だからそっと……初めて抱いた時のように優しく触れる。
早く治るようにと思いを込めながら。
「あ、ありがとうやってくれて……」
「別に。キミよりは上手く巻けると思っただけ」
「なっ……!」
(クスッ……)
「今日はもう寝なよ」
「え……」
「おやすみ」
裾を戻し、軽く微笑んだボクはの前で立ち上がった。
けど彼女は「待って……!」と言って、服を掴んでくる。
明らかに寂しがってるのが見て取れるけど……ツアーを控えたこの時期に長居はしてられない。

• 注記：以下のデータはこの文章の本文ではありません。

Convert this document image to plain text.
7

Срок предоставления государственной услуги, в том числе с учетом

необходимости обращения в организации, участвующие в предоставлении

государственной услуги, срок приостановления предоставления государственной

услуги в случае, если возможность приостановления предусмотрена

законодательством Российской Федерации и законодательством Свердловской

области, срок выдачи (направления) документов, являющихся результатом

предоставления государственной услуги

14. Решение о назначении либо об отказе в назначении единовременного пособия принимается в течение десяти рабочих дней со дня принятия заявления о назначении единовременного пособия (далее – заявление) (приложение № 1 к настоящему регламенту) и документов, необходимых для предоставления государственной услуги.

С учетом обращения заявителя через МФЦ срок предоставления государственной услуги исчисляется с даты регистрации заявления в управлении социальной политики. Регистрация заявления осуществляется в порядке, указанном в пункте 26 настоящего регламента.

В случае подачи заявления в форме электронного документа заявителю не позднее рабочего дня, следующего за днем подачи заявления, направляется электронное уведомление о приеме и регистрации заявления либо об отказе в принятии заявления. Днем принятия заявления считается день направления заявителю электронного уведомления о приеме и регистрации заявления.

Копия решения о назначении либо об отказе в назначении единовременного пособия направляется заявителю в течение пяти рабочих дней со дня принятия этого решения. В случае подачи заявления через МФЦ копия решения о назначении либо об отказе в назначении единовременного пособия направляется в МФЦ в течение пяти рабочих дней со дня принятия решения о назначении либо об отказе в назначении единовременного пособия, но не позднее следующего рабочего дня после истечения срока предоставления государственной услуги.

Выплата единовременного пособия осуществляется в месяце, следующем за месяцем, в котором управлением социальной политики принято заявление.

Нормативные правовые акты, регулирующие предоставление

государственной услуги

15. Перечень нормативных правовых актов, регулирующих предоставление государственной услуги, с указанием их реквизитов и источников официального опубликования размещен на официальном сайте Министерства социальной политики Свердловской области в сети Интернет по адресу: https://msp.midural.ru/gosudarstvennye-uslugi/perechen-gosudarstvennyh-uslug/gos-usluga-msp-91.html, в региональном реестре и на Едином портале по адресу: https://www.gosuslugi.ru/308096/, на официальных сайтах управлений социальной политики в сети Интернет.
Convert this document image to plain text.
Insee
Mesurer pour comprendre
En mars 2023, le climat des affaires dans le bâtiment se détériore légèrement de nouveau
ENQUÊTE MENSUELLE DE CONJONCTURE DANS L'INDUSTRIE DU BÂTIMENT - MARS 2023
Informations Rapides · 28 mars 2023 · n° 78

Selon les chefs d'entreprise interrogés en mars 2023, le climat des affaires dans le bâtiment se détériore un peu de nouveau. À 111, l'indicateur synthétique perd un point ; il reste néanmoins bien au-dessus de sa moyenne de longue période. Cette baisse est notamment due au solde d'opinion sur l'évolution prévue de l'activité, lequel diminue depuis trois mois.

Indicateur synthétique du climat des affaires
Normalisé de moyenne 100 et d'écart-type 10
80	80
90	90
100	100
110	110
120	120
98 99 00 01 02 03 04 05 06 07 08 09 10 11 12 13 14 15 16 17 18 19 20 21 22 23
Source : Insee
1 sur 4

「あ……ご、ごめんなさい。気をつけて帰ってね……!」
(無理に笑わないで)
「……ツアーが終わったら––––」
「え……?」
「ツアーが終わったらまた会いに来てあげる。それまで––––」
「あ……んっ……」
「これで我慢して」
ほんの少しだけ重ねた唇。
深くしたらボクが抑えられなくなりそうだから、ここは軽いやつを1回だけ。
我慢してなんて言ったけど……暫くはボクも一緒に我慢だ。